Key Concepts to Keep in Mind Under UAE Corporate Tax (CT) Law
When dealing with UAE Corporate Tax (CT), businesses must ensure compliance with Federal Decree-Law No. 47 of 2022 and its latest amendments. Below are the key concepts to keep in mind:
1. Taxable Person & Scope
- Resident Person: UAE-incorporated entities, individuals conducting business in UAE, and foreign entities managed/controlled in UAE.
- Non-Resident Person: Only taxed on UAE-sourced income or permanent establishment (PE) in the UAE.
2. Tax Rate & Threshold
- 0% on taxable income ≤ AED 375,000 (to support SMEs).
- 9% on taxable income > AED 375,000.
- Free Zone Companies: Eligible for 0% tax on Qualifying Income if meeting Qualifying Free Zone Person (QFZP) conditions.
3. Exemptions from Corporate Tax
- Government & Government-controlled entities.
- Qualifying Public Benefit Entities.
- Qualifying Investment Funds.
- Natural Resource Businesses (Subject to Emirate-Level Tax).
4. Free Zone Companies & Qualifying Income
- Free Zone entities must meet substance requirements to enjoy 0% CT on qualifying activities.
- Non-qualifying income is subject to 9% tax.
- Transactions with mainland UAE may impact free zone tax benefits.
5. Related Party & Transfer Pricing Rules
- Related Party Transactions: Must be at arm’s length (fair market value).
- Transfer Pricing (TP) Compliance: Requires documentation aligning with OECD standards.
6. Permanent Establishment (PE) & UAE Tax Residency
- Fixed PE: If a foreign company has a fixed place of business in UAE.
- Agency PE: If an agent in UAE acts on behalf of a foreign entity.
- Tax Residency: Based on management & control.
7. Deductible vs. Non-Deductible Expenses
- Allowed Deductions: Business-related expenses, salaries, rent, and R&D costs.
- Non-Deductible: Fines, penalties, dividend distributions, and certain entertainment expenses.
8. Losses & Carry-Forward Rules
- Tax losses can be carried forward indefinitely (subject to 75% annual taxable income limitation).

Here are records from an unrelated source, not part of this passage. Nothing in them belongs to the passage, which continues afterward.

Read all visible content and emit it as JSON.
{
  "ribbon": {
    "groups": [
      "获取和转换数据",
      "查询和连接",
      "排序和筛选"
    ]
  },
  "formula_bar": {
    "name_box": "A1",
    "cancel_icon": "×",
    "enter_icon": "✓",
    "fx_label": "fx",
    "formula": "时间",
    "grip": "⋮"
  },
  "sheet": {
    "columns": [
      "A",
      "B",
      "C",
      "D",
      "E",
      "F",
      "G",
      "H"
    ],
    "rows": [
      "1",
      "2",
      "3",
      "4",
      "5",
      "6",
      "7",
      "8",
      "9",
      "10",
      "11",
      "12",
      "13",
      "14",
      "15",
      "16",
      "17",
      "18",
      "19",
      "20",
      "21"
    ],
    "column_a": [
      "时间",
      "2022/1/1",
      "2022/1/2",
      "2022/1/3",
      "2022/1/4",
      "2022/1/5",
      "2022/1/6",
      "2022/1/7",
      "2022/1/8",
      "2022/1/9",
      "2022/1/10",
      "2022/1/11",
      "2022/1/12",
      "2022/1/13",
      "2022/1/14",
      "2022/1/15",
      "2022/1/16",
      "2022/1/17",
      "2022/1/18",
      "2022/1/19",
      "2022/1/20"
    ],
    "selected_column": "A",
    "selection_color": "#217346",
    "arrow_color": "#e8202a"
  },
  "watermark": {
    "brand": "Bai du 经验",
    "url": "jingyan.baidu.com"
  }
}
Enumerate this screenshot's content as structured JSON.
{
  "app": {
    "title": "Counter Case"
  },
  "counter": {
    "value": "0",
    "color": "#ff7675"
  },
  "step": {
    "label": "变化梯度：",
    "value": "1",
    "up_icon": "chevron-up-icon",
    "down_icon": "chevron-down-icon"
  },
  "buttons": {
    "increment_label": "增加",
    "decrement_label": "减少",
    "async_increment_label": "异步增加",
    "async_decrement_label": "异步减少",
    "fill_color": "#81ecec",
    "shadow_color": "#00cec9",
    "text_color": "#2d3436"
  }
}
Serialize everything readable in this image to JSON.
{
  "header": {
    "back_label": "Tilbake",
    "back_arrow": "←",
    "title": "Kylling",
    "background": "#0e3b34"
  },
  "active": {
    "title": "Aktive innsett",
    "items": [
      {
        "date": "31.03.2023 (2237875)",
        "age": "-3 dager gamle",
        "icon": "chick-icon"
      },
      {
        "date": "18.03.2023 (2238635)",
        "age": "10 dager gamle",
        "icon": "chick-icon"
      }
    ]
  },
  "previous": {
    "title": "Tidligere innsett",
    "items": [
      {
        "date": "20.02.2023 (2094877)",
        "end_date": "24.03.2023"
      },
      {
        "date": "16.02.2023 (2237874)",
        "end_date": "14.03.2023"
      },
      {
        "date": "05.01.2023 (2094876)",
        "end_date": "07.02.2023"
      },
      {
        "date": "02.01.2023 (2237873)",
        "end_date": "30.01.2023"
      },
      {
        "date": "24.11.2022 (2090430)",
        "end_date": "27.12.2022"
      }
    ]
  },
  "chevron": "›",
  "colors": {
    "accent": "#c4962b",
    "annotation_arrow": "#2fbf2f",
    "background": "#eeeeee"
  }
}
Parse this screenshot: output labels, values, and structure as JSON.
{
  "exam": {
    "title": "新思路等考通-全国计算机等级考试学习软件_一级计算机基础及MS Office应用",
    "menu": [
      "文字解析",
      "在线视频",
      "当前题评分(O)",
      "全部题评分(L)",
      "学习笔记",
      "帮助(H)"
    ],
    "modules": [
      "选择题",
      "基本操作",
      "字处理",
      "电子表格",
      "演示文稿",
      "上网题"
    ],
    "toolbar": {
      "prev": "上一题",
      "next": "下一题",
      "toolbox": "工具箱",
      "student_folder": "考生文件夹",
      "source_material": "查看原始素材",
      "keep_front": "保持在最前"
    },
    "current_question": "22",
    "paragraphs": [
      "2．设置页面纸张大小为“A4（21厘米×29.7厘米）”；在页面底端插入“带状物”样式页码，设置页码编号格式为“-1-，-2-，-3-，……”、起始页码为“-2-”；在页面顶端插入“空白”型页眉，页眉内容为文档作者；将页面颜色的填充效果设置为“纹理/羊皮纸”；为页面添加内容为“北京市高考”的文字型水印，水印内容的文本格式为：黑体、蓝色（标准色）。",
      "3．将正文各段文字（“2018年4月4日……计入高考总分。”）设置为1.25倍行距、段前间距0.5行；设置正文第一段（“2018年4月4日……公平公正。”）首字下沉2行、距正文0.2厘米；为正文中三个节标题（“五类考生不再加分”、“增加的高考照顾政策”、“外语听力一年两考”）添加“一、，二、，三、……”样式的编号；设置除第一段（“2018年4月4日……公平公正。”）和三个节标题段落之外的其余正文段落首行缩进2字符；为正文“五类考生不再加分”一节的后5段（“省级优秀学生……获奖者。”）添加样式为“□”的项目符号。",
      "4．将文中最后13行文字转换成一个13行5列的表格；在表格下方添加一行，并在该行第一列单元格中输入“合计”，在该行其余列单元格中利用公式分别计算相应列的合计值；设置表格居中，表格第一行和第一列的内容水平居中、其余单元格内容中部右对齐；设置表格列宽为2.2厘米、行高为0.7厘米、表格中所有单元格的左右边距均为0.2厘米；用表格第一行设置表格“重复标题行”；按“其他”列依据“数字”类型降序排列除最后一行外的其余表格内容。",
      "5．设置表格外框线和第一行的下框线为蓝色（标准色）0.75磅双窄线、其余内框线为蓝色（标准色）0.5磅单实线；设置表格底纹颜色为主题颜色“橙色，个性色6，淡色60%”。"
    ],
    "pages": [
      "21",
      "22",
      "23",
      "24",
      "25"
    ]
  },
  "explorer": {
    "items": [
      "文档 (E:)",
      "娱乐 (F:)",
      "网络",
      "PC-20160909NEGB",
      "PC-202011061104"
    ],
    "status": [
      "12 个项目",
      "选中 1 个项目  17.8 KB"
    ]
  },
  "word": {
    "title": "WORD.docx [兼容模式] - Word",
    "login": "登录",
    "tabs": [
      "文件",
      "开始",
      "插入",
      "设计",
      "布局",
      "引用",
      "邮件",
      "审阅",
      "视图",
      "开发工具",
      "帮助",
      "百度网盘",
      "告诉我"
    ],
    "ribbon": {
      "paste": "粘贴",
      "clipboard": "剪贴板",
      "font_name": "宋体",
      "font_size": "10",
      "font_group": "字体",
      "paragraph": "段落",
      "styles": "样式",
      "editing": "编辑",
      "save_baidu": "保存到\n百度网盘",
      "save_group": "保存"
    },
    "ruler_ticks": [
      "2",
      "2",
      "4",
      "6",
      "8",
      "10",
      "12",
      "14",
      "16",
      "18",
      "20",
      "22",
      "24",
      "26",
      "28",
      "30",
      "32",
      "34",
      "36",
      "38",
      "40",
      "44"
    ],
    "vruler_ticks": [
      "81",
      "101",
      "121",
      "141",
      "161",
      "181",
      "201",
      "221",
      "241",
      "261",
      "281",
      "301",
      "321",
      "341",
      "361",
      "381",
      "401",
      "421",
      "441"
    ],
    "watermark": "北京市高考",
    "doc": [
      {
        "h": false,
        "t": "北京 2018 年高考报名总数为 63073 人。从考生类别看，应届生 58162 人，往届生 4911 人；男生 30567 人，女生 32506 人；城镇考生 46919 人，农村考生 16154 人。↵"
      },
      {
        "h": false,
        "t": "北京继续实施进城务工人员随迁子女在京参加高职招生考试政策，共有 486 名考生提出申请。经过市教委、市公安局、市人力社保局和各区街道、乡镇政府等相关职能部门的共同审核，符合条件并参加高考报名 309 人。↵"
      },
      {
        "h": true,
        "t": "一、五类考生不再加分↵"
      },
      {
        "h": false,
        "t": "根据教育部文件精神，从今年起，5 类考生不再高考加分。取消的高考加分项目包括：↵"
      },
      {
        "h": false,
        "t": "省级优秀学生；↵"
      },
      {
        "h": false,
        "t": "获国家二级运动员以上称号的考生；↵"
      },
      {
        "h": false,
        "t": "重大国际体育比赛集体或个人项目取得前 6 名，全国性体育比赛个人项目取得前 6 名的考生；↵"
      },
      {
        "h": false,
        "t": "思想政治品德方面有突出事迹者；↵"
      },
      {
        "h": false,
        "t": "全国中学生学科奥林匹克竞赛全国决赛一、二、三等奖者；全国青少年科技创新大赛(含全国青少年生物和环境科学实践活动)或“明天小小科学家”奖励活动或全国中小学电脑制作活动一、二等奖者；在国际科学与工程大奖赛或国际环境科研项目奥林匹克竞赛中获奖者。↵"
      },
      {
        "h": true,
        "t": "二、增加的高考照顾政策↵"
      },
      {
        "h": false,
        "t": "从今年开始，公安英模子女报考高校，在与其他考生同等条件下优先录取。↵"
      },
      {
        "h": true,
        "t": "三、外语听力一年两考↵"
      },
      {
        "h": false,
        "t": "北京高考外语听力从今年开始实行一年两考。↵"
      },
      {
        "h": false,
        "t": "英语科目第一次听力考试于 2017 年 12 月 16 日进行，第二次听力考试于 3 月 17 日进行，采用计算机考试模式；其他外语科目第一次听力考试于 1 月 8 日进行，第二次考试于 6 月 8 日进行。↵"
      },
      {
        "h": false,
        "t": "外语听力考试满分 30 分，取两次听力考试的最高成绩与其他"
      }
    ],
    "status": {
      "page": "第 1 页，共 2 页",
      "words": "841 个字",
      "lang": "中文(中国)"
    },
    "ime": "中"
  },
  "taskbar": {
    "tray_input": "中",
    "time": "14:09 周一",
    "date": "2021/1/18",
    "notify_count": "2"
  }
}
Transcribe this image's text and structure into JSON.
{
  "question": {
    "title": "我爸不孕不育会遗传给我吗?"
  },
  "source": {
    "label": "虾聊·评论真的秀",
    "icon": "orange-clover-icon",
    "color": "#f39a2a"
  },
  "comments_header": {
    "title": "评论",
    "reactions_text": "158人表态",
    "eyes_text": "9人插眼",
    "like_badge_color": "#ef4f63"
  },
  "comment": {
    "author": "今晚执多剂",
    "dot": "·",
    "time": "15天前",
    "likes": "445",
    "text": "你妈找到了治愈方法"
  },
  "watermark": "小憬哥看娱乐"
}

- Losses cannot be carried forward if there is >50% ownership change, except when continuing the same business.
9. Tax Filing & Compliance
- Corporate Tax Return Due: 9 months after the end of the financial year.
- Tax Registration: Mandatory for all entities (except exempted ones).
- Penalties Apply for late filing, incorrect reporting, or tax evasion.
10. Withholding Tax (WHT) & International Tax Considerations
- 0% withholding tax applies in UAE (as of now).
- Foreign Tax Credits allowed for taxes paid abroad (if relevant).
- Double Tax Treaties (DTTs): UAE has agreements with multiple countries to prevent double taxation.
Final Considerations
- Ensure proper record-keeping for at least 7 years.
- Understand sector-specific tax implications (e.g., real estate, banking, oil & gas).
- Stay updated with Cabinet Decisions & FTA Public Clarifications.